Dennis' album is delightful, and I am very impressed with the way he is building a multi-faceted musical career - he is a performer, a recording artist, a teacher, a blues disk jockey and a harmonica microphone technician. This is a busy young fellow.
Ah, yes, the Great Little Walter.......
Harmonica players all know how important Little Walter was to the instrument. More than any other player, he inserted the blues harmonica sound into the American culture. His creativity and aggressive musicality placed him above any other player. Yes, he built on the foundation established by John Lee Williamson (Sonny Boy I), but he took it far, far beyond the point that Williamson reached.
Dennis and Steve took the Monday night crowd on a tour of the world Little Walter created...from the early years through his jazzier, jump blues period. it was terrific.
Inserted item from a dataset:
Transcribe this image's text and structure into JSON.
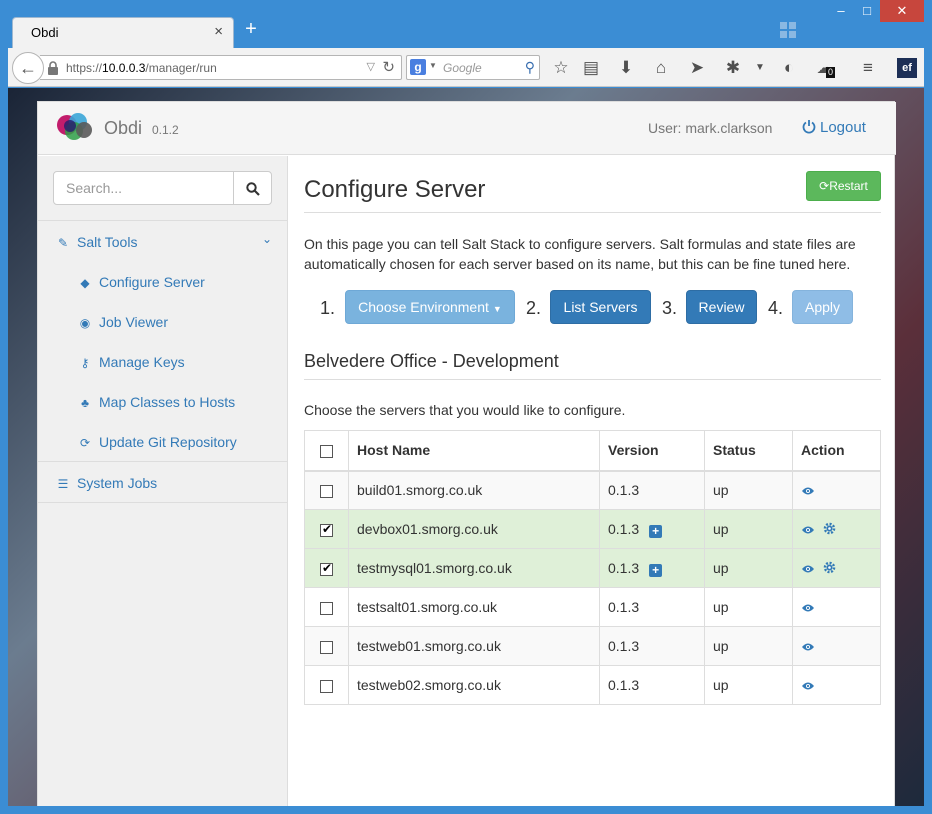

The group that assembled at the Old Town School of Folk Music was amazing - lots of harmonica stars in the room - Dave Waldman, Jim Leyban, Tom Albanese, Buzz Krantz and many others. We are lucky the Chicago fire marshall didn't poke his head into the small classroom - it was filled to 3-4 times its recommended occupancy, with several people (including me) sitting on the floor at the feet of the two harmonicists.
An observation - we were celebrating the life and artistry of an African-American blues genius, who died violently in Chicago at the age of 39, cutting short a life that may have continued to produce great musical innovation. Yet there was not a single African-American in the room - all white folks of various ages and genders, with a sprinkling of Hispanic people. Is this due to a lack of outreach on the part of the organizers of the event or a lack of interest in the blues legacy by African-Americans in Chicago? Probably a combination of both factors. It would have been cool to have Bob Stroger there - he played with Little Walter - or Billy Branch. It seems strange to be celebrating an African-American artist without the participation of African-Americans.